Jing Zhang (she/her/hers)
Oklahoma State University
Stillwater, Oklahoma, United States
Francisco M. Ochoa Corona
Professor
Oklahoma State University
Stillwater, OK, USA
Maria Ma
Professor
Oklahoma State University
Stillwater, Oklahoma, United States
Sohrab Bodaghi
University of California, Riverside
Riverside, California, United States
Georgios Vidalakis
University of California, Riverside
Riverside, California, United States
Andres S. Espindola
Assistant Professor
Oklahoma State University
Stillwater, OK, USA
High throughput sequencing (HTS) is increasingly used to screen for graft-transmissible diseases. However, most bioinformatic tools detecting pathogens in HTS data require expert interpretation. This study explores the application of machine learning (ML) to enhance HTS-based citrus diagnostics by integrating Kraken2 and Bowtie2 genomic analyses. ‘Candidatus liberibacter asiaticus’, citrus leaf blotch virus (CLBV), and citrus exocortis viroid were used as proof of concept for a citrus ML prototype (CMLP). Logistic Regression (LR), Random Forest (RF), and Support Vector Machine (SVM) were trained using features of read counts and alignment-specific metrics in CMLP. Results show the Principal Coordinate Analysis (PCoA) revealed two clusters, positives and negatives. PCo1 explained 78.22% of the dissimilarities, reflecting the primary factors driving the separation, while PCo2 accounted for 14.45%. In model evaluation, data were split into 70% training and 30% testing sets. For CLBV, LR achieved 87% accuracy and 100% specificity but failed to detect positives (0% sensitivity).

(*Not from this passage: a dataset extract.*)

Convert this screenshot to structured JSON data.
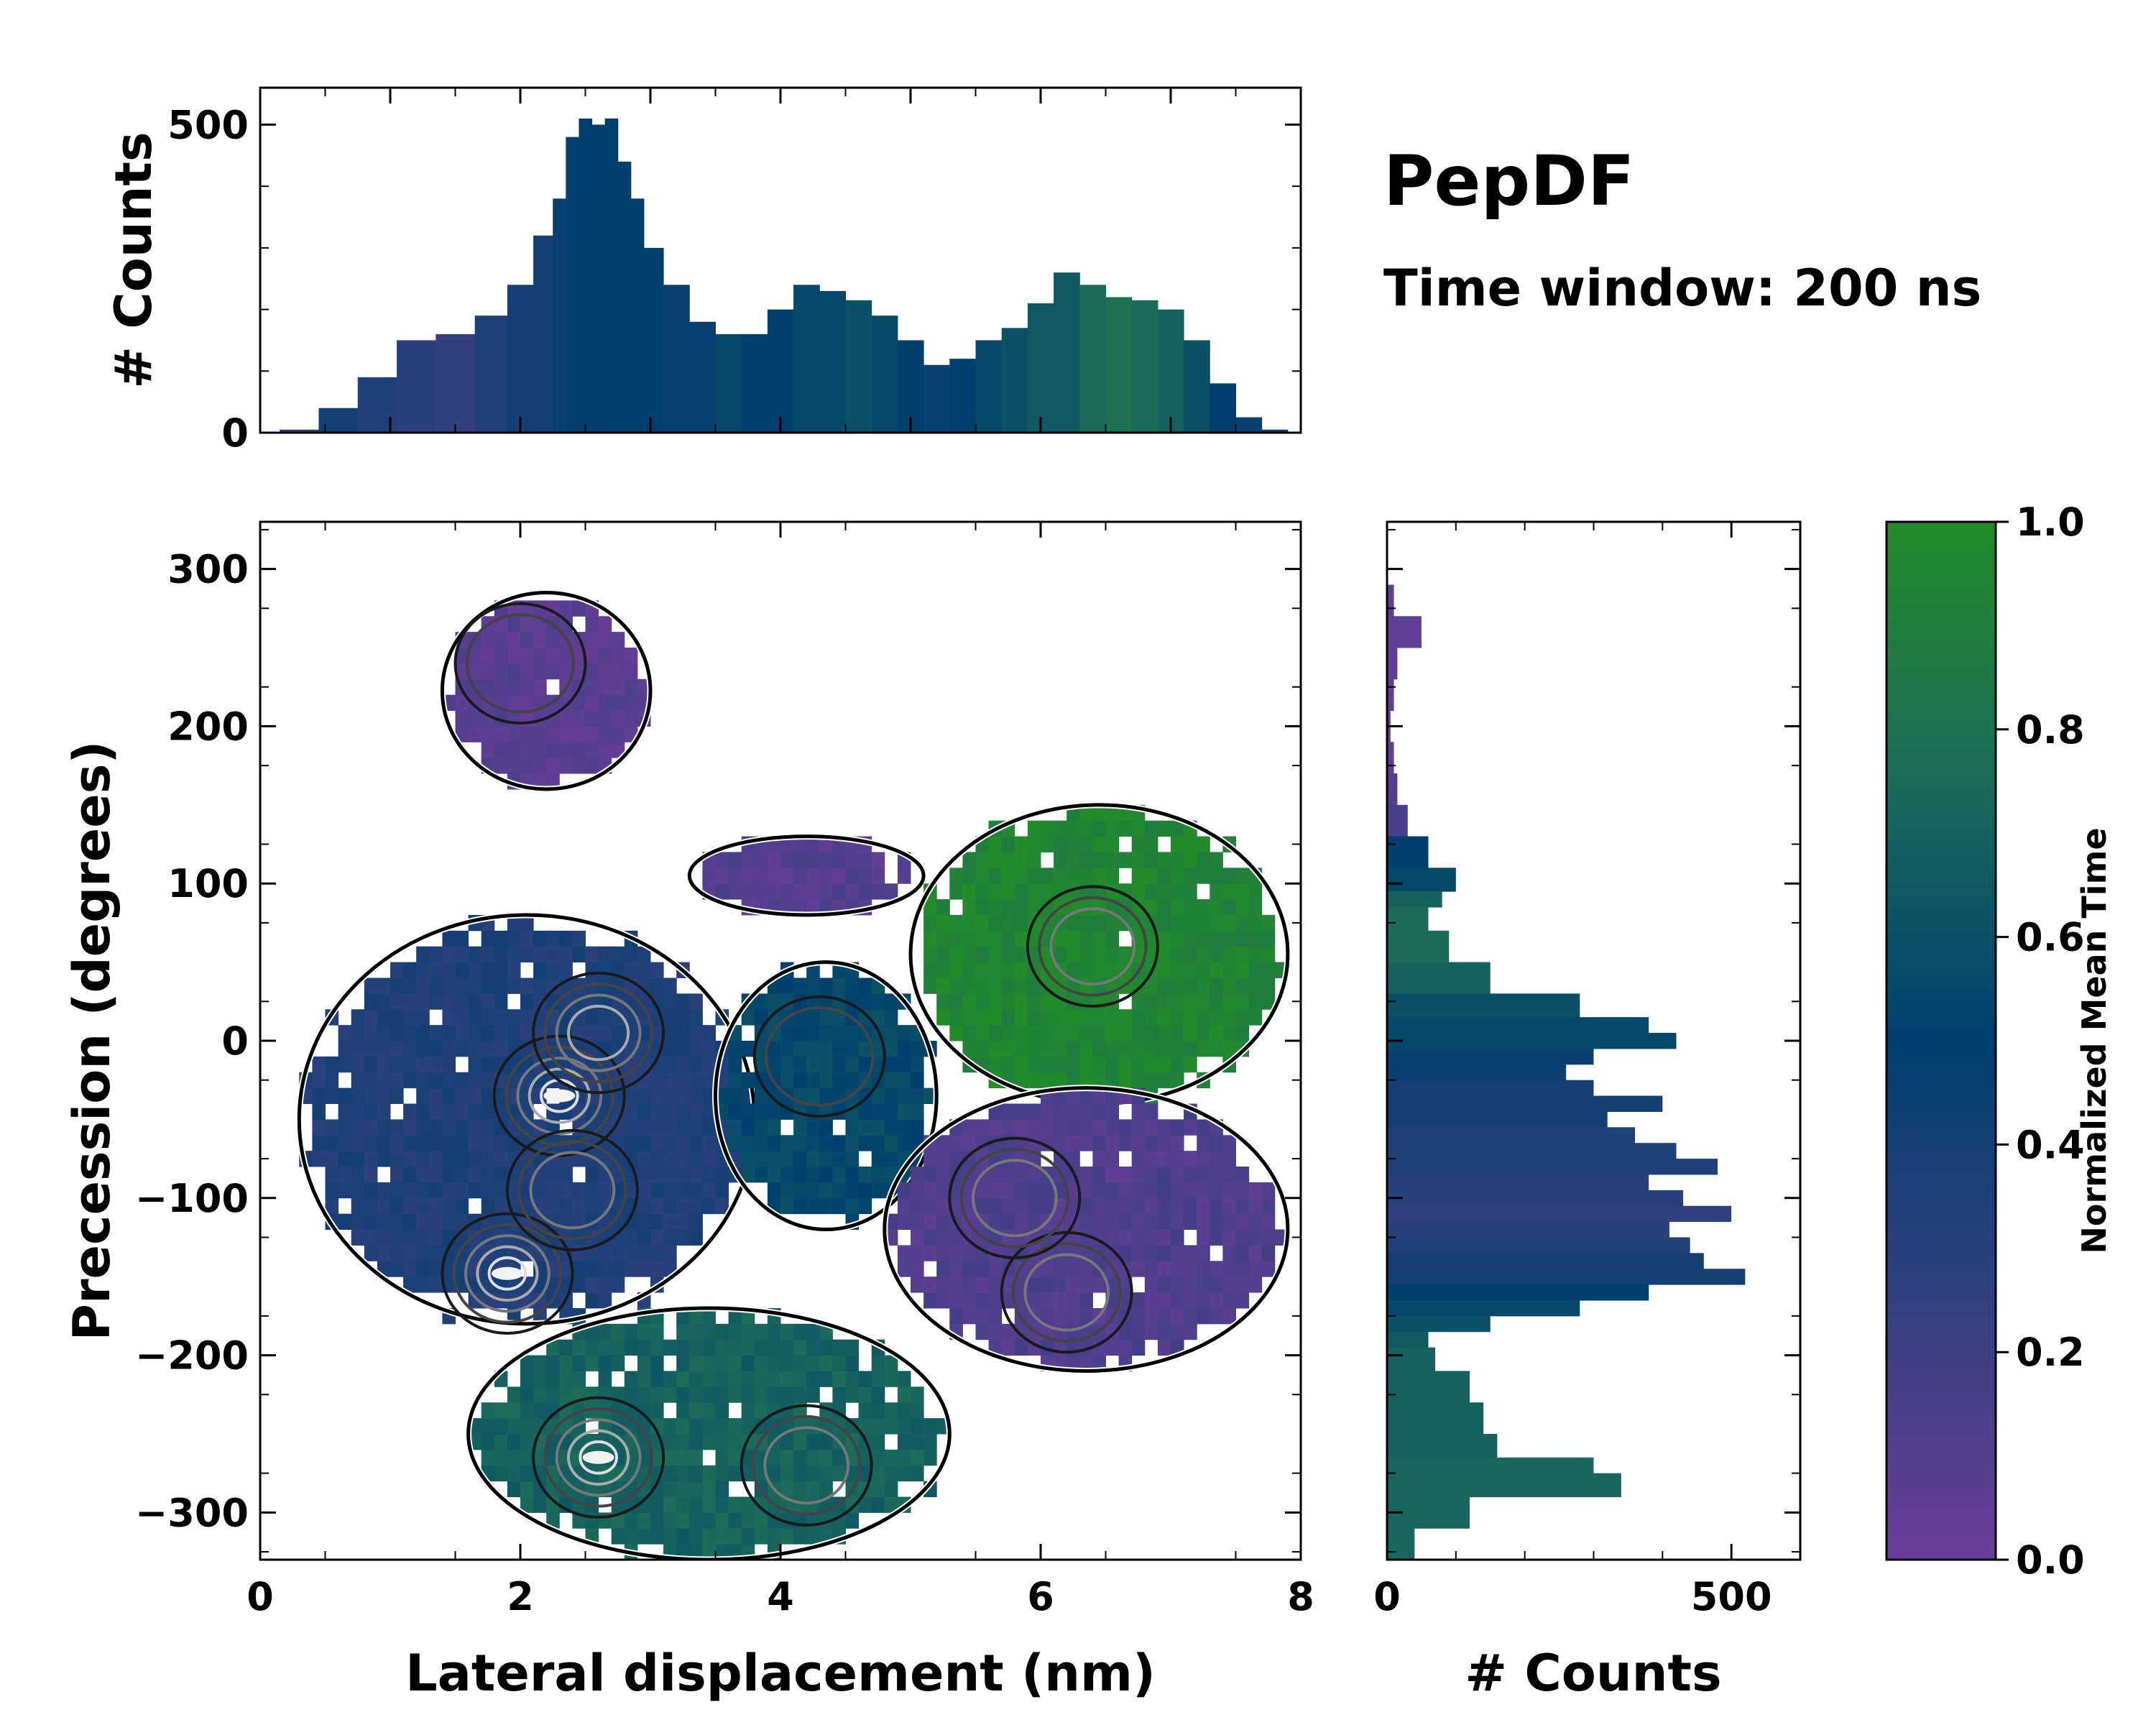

RF showed 100% accuracy, specificity, and sensitivity but risked overfitting. SVM provided a balanced performance with 100% sensitivity and 60% specificity, resulting in 95% accuracy. CMLP preliminary findings demonstrate the strengths and limitations of Kraken2 and Bowtie2, emphasizing the need for multi-feature integration. RF and SVM demonstrated strong diagnostic potential, with RF excelling in accuracy but prone to overfitting, while SVM offered a balanced approach for the citrus virus detections.